By R Jagannathan
The word is that a diesel price hike is coming after the presidential poll on 19 July. And also, possibly, in cooking gas and kerosene.
But no one’s sure. It could even happen after the vice-presidential poll, which means 7 August. One hope it doesn't end up as a hoax, a joke.
While the entry of Manmohan Singh into the finance ministry is supposed to speed up a decision on fuel prices, these decisions are normally taken through an Empowered Group of Ministers (eGoM), but petroleum has not had an eGoM since Pranab Mukherjee left the ministry to campaign for the presidency.

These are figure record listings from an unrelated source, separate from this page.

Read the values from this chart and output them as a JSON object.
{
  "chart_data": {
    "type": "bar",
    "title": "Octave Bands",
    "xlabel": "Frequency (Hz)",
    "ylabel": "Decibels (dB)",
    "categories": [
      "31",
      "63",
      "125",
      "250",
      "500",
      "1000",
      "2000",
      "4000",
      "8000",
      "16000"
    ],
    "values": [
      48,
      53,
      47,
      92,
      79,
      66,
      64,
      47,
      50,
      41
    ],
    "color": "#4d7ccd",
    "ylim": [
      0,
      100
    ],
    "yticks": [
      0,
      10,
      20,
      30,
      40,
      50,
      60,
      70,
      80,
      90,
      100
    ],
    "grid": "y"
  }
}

This eGoM has not been reconstituted, and under Mukherjee it has naysayers like Trinamool Congress as members on it. A decision on a reconstituted eGoM will probably give us a clue on when the changes are to happen.
But the time is running out. The best time to decide on raising diesel prices or even partially deregulating it is when global prices are down, but they seem to be rising again.
According to the Petroleum Planning and Analysis Cell, which comes under the petroleum ministry, the Indian crude basket now costs $5 more per barrel compared to the second half of June.
The prices have moved up from $92.99 during 16-30 June to $97.46 as on 12 July, and even though the rupee actually strengthened from Rs 56.49 to the dollar to Rs 55.70, the final rupee cost of oil went up from Rs 5,201.60 to Rs 5,458.04.
Daily losses of the oil marketing companies on diesel, LPG and kerosene subsidies now add up to Rs 355 crore a day.
With every passing day, the losses only add up. Waiting for one election after another to end – first UP, and now presidential election, and maybe, the VP one as well, means the government would have missed opportunities regularly to correct the petroleum subsidy scheme.
Worse, from a political standpoint, price increase look more justified when global prices are high. If they fall, the Congress’ opponents will wonder why prices are being raised when global prices are falling.
June-end would have been ideal from the point of view of price index management since diesel prices were last raised in June 2011. Reason: a price hike in the same month as the previous hike reduces the price index impact due to the higher base last year.
But this opportunity too has been missed.
The PM should get a move on and not keep waiting for India’s endless election calendar to exhaust itself.